L’Atelier lyrique de l’Opéra de Montréal et l’Orchestre de l’Agora se sont unis samedi soir pour présenter Le Couronnement de Poppée, mystérieux opéra de Claudio Monteverdi. La taille restreinte de la salle Pierre-Mercure du centre Pierre-Péladeau de l’UQAM n’a pas empêché les interprètes de livrer une prestation grandiose. Une mise en scène efficace et une distribution de très haut calibre ont contribué à rendre cette soirée troublante et mémorable.

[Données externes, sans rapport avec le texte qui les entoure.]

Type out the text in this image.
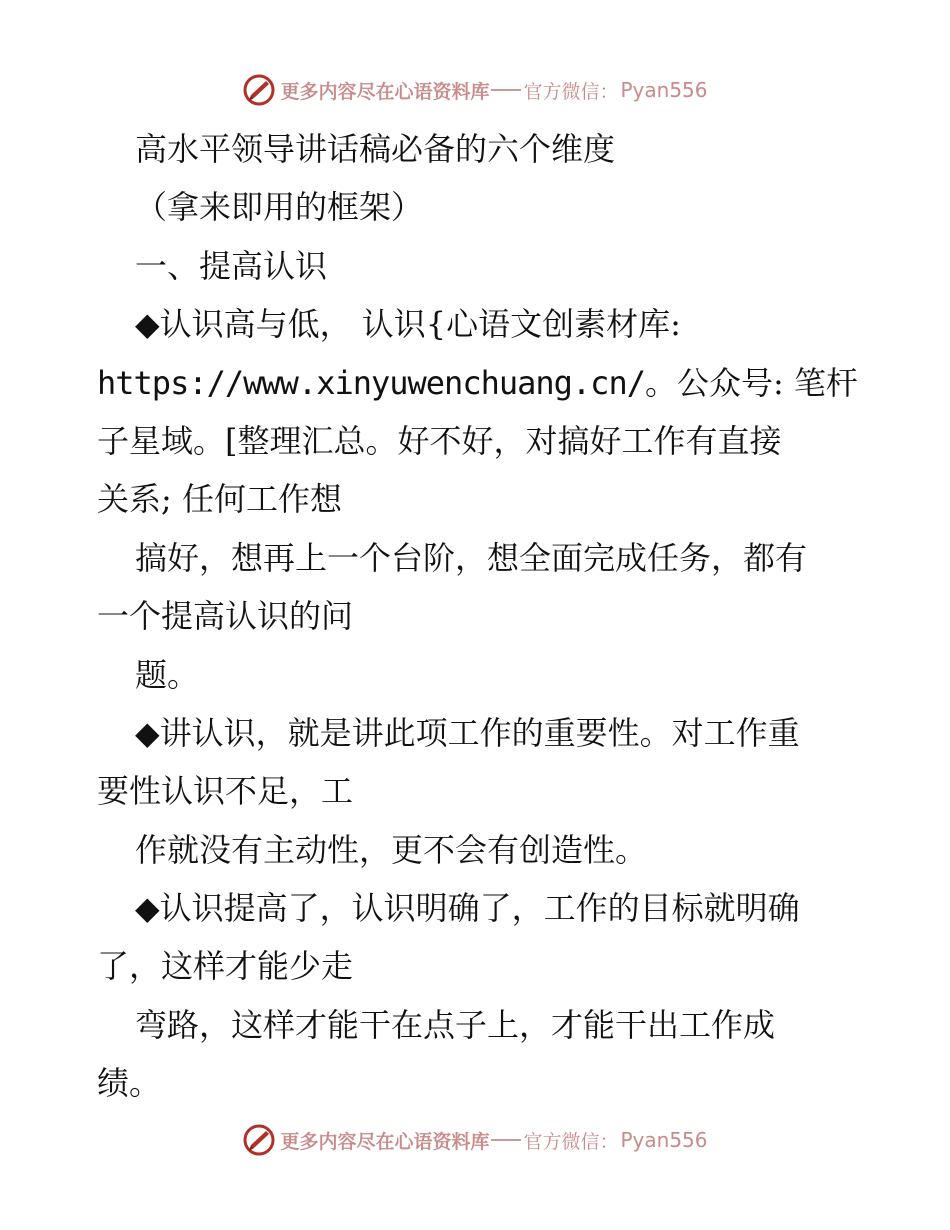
更多内容尽在心语资料库 官方微信： Pyan556
高水平领导讲话稿必备的六个维度
（拿来即用的框架）
一、提高认识
◆认识高与低， 认识{心语文创素材库:
https://www.xinyuwenchuang.cn/。公众号: 笔杆
子星域。[整理汇总。好不好，对搞好工作有直接
关系; 任何工作想
搞好，想再上一个台阶，想全面完成任务，都有
一个提高认识的问
题。
◆讲认识，就是讲此项工作的重要性。对工作重
要性认识不足，工
作就没有主动性，更不会有创造性。
◆认识提高了，认识明确了，工作的目标就明确
了，这样才能少走
弯路，这样才能干在点子上，才能干出工作成
绩。
更多内容尽在心语资料库 官方微信： Pyan556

On dit que cet opéra de Monteverdi est plein de mystères puisque la version originale de Monteverdi a disparu, et que les mises en scène sont des reconstitutions rendues possibles par les recherches musicologiques. Malgré tout, cet opéra est considéré comme un joyau du répertoire italien, et continue à fasciner les publics, même près de 400 ans après sa création. Le livret raconte les péripéties de Poppée, amante de l’empereur Néron, qui souhaite accéder à la couronne. Après avoir répudié son épouse Octavie, Néron marie Poppée, faisant de cette dernière l’impératrice de Rome. Derrière cet argument basé dans la Rome antique se cachent des dilemmes intemporels : le combat entre l’amour et le devoir, et les contradictions internes qui nous habitent toutes et tous.

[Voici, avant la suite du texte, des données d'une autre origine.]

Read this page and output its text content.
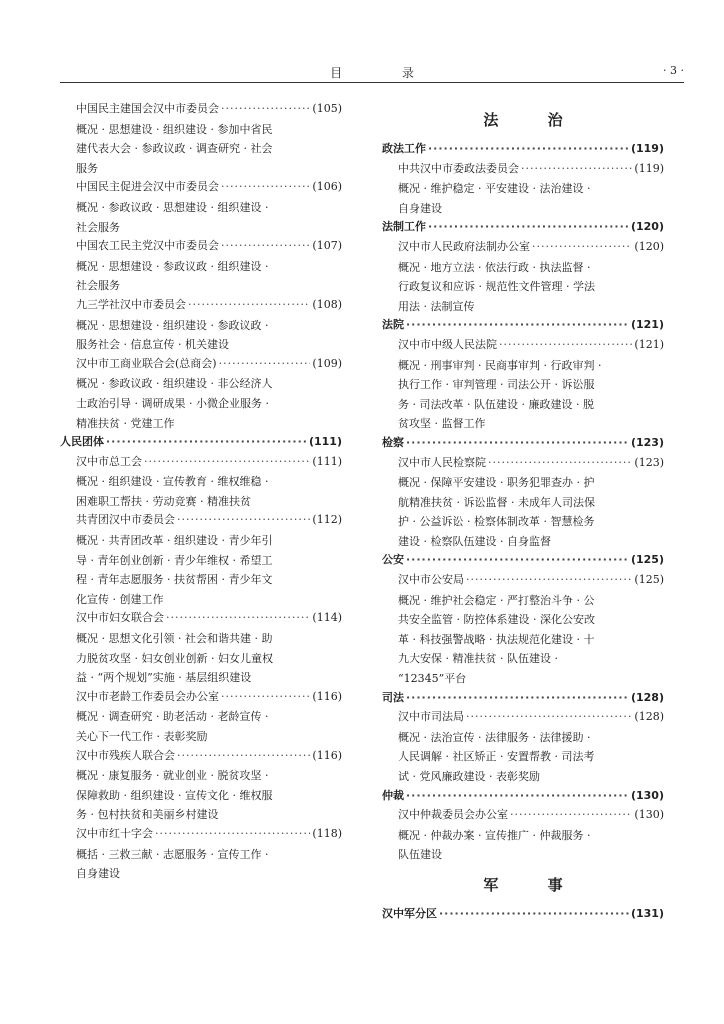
目 录	· 3 ·
中国民主建国会汉中市委员会 ·····	(105)
概况 · 思想建设 · 组织建设 · 参加中省民
建代表大会 · 参政议政 · 调查研究 · 社会
服务
中国民主促进会汉中市委员会 ·····	(106)
概况 · 参政议政 · 思想建设 · 组织建设 ·
社会服务
中国农工民主党汉中市委员会 ·····	(107)
概况 · 思想建设 · 参政议政 · 组织建设 ·
社会服务
九三学社汉中市委员会 ·····	(108)
概况 · 思想建设 · 组织建设 · 参政议政 ·
服务社会 · 信息宣传 · 机关建设
汉中市工商业联合会(总商会) ·····	(109)
概况 · 参政议政 · 组织建设 · 非公经济人
士政治引导 · 调研成果 · 小微企业服务 ·
精准扶贫 · 党建工作
人民团体 ·····	(111)
汉中市总工会 ·····	(111)
概况 · 组织建设 · 宣传教育 · 维权维稳 ·
困难职工帮扶 · 劳动竞赛 · 精准扶贫
共青团汉中市委员会 ·····	(112)
概况 · 共青团改革 · 组织建设 · 青少年引
导 · 青年创业创新 · 青少年维权 · 希望工
程 · 青年志愿服务 · 扶贫帮困 · 青少年文
化宣传 · 创建工作
汉中市妇女联合会 ·····	(114)
概况 · 思想文化引领 · 社会和谐共建 · 助
力脱贫攻坚 · 妇女创业创新 · 妇女儿童权
益 · “两个规划”实施 · 基层组织建设
汉中市老龄工作委员会办公室 ·····	(116)
概况 · 调查研究 · 助老活动 · 老龄宣传 ·
关心下一代工作 · 表彰奖励
汉中市残疾人联合会 ·····	(116)
概况 · 康复服务 · 就业创业 · 脱贫攻坚 ·
保障救助 · 组织建设 · 宣传文化 · 维权服
务 · 包村扶贫和美丽乡村建设
汉中市红十字会 ·····	(118)
概括 · 三救三献 · 志愿服务 · 宣传工作 ·
自身建设
法 治
政法工作 ·····	(119)
中共汉中市委政法委员会 ·····	(119)
概况 · 维护稳定 · 平安建设 · 法治建设 ·
自身建设
法制工作 ·····	(120)
汉中市人民政府法制办公室 ·····	(120)
概况 · 地方立法 · 依法行政 · 执法监督 ·
行政复议和应诉 · 规范性文件管理 · 学法
用法 · 法制宣传
法院 ·····	(121)
汉中市中级人民法院 ·····	(121)
概况 · 刑事审判 · 民商事审判 · 行政审判 ·
执行工作 · 审判管理 · 司法公开 · 诉讼服
务 · 司法改革 · 队伍建设 · 廉政建设 · 脱
贫攻坚 · 监督工作
检察 ·····	(123)
汉中市人民检察院 ·····	(123)
概况 · 保障平安建设 · 职务犯罪查办 · 护
航精准扶贫 · 诉讼监督 · 未成年人司法保
护 · 公益诉讼 · 检察体制改革 · 智慧检务
建设 · 检察队伍建设 · 自身监督
公安 ·····	(125)
汉中市公安局 ·····	(125)
概况 · 维护社会稳定 · 严打整治斗争 · 公
共安全监管 · 防控体系建设 · 深化公安改
革 · 科技强警战略 · 执法规范化建设 · 十
九大安保 · 精准扶贫 · 队伍建设 ·
“12345”平台
司法 ·····	(128)
汉中市司法局 ·····	(128)
概况 · 法治宣传 · 法律服务 · 法律援助 ·
人民调解 · 社区矫正 · 安置帮教 · 司法考
试 · 党风廉政建设 · 表彰奖励
仲裁 ·····	(130)
汉中仲裁委员会办公室 ·····	(130)
概况 · 仲裁办案 · 宣传推广 · 仲裁服务 ·
队伍建设
军 事
汉中军分区 ·····	(131)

La complexité émotionnelle du livret est efficacement représentée par une mise en scène d’Aria Umezawa. Les décors, au commencement épurés et ouverts, se chargent de plus en plus d’objets divers, laissés sur scène par les chanteuses et chanteurs. Le dernier tableau de l’opéra s’en trouve alors des plus surchargés visuellement, illustrant la décadence et la désolation suggérées par l’œuvre. Les costumes aussi sont réfléchis et évocateurs, permettant même des changements vestimentaires en quelques instants, sur la scène même.
Pour leur part, les interprètes, autant sur scène que dans la fosse d’orchestre, sont toutes et tous d’une qualité exceptionnelle. Si l’on s’inquiétait de prime abord au sujet de l’acoustique (l’Orchestre de l’Agora, dirigé par Nicolas Ellis, jouant pour l’occasion sur des instruments d’époque), on est rapidement rassuré. Chaque instrument est clairement audible, et ne rivalisent nullement avec les voix. Tout est parfaitement calibré de ce point de vue.

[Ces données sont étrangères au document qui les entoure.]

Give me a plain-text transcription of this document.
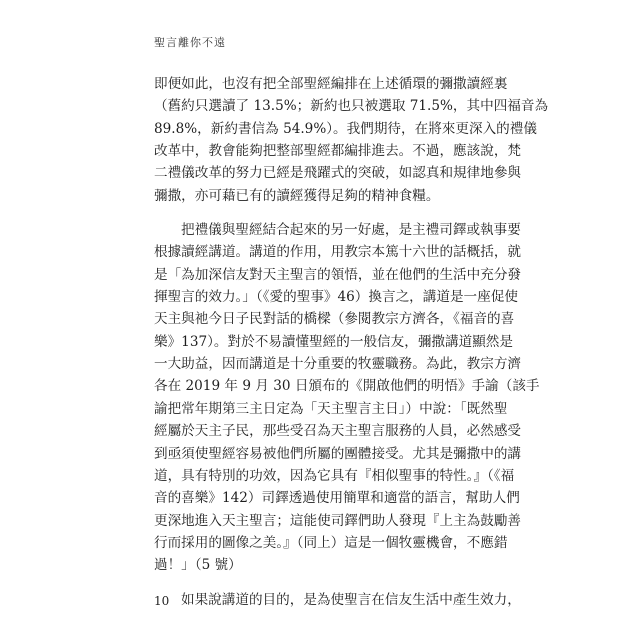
聖言離你不遠

即便如此，也沒有把全部聖經編排在上述循環的彌撒讀經裏
（舊約只選讀了 13.5%；新約也只被選取 71.5%，其中四福音為
89.8%，新約書信為 54.9%）。我們期待，在將來更深入的禮儀
改革中，教會能夠把整部聖經都編排進去。不過，應該說，梵
二禮儀改革的努力已經是飛躍式的突破，如認真和規律地參與
彌撒，亦可藉已有的讀經獲得足夠的精神食糧。

把禮儀與聖經結合起來的另一好處，是主禮司鐸或執事要
根據讀經講道。講道的作用，用教宗本篤十六世的話概括，就
是「為加深信友對天主聖言的領悟，並在他們的生活中充分發
揮聖言的效力。」（《愛的聖事》46）換言之，講道是一座促使
天主與祂今日子民對話的橋樑（參閱教宗方濟各，《福音的喜
樂》137）。對於不易讀懂聖經的一般信友，彌撒講道顯然是
一大助益，因而講道是十分重要的牧靈職務。為此，教宗方濟
各在 2019 年 9 月 30 日頒布的《開啟他們的明悟》手諭（該手
諭把常年期第三主日定為「天主聖言主日」）中說：「既然聖
經屬於天主子民，那些受召為天主聖言服務的人員，必然感受
到亟須使聖經容易被他們所屬的團體接受。尤其是彌撒中的講
道，具有特別的功效，因為它具有『相似聖事的特性。』（《福
音的喜樂》142）司鐸透過使用簡單和適當的語言，幫助人們
更深地進入天主聖言；這能使司鐸們助人發現『上主為鼓勵善
行而採用的圖像之美。』（同上）這是一個牧靈機會，不應錯
過！」（5 號）

如果說講道的目的，是為使聖言在信友生活中產生效力，

10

À la qualité vocale des chanteuses et chanteurs s’ajoute un jeu d’acteur convaincant qui fait vivre toute une gamme d’émotions. On tremble devant la colère de Néron (Ilanna Starr), on s’inquiète devant l’ambition de Poppée (Emma Fekete), on est ému devant Sénèque (Matthew Li) destiné à mourir et on est déchiré par les dilemmes que vit Ottone (Ian Sabourin). Toutes et tous interprètent les passages les plus difficiles et virtuoses avec aisance et agilité. Toutes les prestations sont à saluer et à applaudir chaudement.
Le Couronnement de Poppée a vu plusieurs forces s’unir pour offrir une représentation des plus spectaculaires. On ne peut que les féliciter et attendre avec impatience une autre collaboration du genre.